Morrisons falls short of governance code
Supermarket chain Morrisons will tomorrow lose its long-standing status as the only FTSE100 company without non-executive directors, but will still be in breach of the combined code on corporate governance.
Supermarket chain Morrisons will tomorrow lose its long-standing status as the only FTSE100 company without non-executive directors, but will still be in breach of the combined code on corporate governance.
Link: Morrisons to get its first non-execs
David Jones, chairman of clothing retailer Next, and Duncan Davidson, chairman and founder of housebuilder Persimmon, officially take up their appointments as independent directors on 21 May, following today’s agm.
Morrisons has promised to appoint non-executive directors since it made its original offer for rival chain Safeway, a deal that has been completed after a long period of uncertainty.

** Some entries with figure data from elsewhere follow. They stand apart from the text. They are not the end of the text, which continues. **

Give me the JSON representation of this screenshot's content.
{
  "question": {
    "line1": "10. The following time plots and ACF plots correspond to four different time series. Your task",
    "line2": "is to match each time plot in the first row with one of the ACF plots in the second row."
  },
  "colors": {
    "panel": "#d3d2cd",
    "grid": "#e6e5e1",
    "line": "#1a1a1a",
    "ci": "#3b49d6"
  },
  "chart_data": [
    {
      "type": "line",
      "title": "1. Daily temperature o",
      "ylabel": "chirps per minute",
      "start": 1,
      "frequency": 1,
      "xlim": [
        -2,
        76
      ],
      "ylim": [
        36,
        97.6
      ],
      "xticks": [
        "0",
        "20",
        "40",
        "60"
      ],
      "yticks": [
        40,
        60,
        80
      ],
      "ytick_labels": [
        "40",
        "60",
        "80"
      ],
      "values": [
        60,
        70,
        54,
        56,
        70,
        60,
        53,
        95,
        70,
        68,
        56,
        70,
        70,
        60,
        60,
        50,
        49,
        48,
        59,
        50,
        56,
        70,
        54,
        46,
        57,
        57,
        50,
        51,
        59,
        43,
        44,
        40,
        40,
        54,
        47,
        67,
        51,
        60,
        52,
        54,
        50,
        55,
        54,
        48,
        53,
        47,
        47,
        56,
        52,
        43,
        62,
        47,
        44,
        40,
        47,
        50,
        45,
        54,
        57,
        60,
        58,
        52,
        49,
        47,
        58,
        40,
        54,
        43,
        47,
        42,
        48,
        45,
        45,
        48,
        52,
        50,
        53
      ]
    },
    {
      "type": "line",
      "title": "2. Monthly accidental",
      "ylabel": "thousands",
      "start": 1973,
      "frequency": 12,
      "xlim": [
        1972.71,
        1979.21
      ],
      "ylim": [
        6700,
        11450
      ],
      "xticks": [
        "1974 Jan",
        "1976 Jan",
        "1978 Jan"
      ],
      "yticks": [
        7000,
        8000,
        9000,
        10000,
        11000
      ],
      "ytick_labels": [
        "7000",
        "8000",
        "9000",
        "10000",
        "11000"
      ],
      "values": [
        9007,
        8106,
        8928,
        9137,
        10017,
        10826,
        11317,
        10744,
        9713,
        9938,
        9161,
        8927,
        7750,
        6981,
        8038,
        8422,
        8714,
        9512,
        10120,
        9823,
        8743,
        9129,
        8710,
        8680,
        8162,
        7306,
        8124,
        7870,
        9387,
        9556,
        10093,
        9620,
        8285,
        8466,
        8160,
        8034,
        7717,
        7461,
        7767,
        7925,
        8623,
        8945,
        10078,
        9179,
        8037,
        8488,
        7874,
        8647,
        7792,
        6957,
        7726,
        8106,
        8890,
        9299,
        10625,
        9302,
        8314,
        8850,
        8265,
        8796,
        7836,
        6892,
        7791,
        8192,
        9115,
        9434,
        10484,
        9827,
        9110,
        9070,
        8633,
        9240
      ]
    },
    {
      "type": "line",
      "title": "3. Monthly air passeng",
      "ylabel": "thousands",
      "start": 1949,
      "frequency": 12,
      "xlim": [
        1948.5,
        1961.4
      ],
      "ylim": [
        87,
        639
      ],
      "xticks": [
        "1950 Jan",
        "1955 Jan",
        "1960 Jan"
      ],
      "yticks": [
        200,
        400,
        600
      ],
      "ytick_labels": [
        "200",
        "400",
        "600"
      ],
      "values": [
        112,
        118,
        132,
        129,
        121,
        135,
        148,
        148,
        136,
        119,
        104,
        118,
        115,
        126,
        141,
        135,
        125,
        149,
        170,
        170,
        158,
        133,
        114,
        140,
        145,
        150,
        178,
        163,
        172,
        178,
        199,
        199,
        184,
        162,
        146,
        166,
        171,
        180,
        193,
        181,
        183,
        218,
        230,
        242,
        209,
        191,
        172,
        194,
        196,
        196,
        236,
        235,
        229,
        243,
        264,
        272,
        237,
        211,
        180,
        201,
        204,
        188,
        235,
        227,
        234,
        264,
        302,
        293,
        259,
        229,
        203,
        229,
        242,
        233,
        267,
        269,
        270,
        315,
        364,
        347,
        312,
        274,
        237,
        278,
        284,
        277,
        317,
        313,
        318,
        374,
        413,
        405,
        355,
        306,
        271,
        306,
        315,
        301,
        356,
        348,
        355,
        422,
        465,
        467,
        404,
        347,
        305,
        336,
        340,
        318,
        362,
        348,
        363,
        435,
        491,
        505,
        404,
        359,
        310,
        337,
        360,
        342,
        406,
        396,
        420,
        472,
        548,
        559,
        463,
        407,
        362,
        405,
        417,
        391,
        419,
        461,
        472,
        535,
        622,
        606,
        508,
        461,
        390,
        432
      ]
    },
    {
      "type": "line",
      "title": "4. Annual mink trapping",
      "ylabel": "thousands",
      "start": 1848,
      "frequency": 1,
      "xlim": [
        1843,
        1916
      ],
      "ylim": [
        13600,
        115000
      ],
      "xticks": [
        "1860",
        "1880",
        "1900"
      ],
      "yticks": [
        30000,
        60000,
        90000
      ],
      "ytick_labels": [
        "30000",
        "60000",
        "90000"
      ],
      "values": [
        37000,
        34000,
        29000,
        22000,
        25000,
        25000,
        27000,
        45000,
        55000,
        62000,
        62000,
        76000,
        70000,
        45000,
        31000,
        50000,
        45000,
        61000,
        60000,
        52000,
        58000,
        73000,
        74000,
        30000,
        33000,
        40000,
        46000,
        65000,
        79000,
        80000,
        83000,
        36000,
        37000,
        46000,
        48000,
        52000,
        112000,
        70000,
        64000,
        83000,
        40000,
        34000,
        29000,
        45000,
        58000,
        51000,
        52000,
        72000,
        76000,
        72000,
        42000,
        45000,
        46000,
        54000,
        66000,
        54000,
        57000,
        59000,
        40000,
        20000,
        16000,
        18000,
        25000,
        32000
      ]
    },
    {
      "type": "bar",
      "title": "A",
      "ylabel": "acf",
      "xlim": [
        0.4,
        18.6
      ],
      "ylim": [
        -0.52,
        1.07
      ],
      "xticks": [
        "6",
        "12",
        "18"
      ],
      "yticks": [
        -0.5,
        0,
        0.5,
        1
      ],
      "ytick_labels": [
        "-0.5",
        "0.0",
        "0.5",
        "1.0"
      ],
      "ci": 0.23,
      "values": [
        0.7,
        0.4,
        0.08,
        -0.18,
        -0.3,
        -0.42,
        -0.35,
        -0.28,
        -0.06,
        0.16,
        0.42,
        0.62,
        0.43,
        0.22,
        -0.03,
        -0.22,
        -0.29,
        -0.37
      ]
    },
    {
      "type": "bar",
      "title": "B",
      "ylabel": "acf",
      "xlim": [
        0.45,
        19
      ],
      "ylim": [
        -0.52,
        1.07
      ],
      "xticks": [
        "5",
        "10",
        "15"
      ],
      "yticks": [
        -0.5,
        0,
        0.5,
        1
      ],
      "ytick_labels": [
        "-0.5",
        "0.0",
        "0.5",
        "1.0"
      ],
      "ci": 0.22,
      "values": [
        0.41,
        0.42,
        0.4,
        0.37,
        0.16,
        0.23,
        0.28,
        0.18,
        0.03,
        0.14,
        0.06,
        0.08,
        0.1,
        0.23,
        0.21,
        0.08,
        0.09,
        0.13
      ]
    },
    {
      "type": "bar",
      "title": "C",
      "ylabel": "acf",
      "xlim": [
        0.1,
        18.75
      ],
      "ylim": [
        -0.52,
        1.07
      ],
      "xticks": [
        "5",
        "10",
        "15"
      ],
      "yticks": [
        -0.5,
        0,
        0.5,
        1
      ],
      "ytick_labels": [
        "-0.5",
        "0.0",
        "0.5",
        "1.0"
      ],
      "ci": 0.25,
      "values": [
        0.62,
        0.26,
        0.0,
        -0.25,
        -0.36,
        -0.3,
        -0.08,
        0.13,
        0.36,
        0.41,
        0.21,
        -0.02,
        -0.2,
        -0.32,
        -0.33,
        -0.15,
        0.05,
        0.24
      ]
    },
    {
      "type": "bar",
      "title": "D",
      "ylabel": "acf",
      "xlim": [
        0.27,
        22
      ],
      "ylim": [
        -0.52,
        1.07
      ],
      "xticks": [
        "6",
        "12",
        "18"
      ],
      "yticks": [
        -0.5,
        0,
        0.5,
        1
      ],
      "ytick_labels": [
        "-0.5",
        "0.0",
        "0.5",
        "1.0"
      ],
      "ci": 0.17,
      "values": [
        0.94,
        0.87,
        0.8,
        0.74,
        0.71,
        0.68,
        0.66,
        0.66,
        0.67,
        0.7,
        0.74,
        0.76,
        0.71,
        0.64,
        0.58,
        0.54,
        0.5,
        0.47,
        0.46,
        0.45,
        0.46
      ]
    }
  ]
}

Despite the high-calibre appointments as a concession to governance issues, the company still fails to meet the combined code provisions. In particular, the company’s audit committee should have at least three members, all of whom should be independent, non-executive directors.
A spokesman for Morrisons confirmed that there were no current plans to hire any more non-executive directors, but added: ‘The company has always run itself very well and analysts don’t have any concerns about the company.’
Iain Richards, head of governance at Morley Fund Management, supported the company, saying that: ‘Given the integrity of management, the company’s track record and the competence of the board, we are delighted with the appointments. This is not a company we have concerns about.’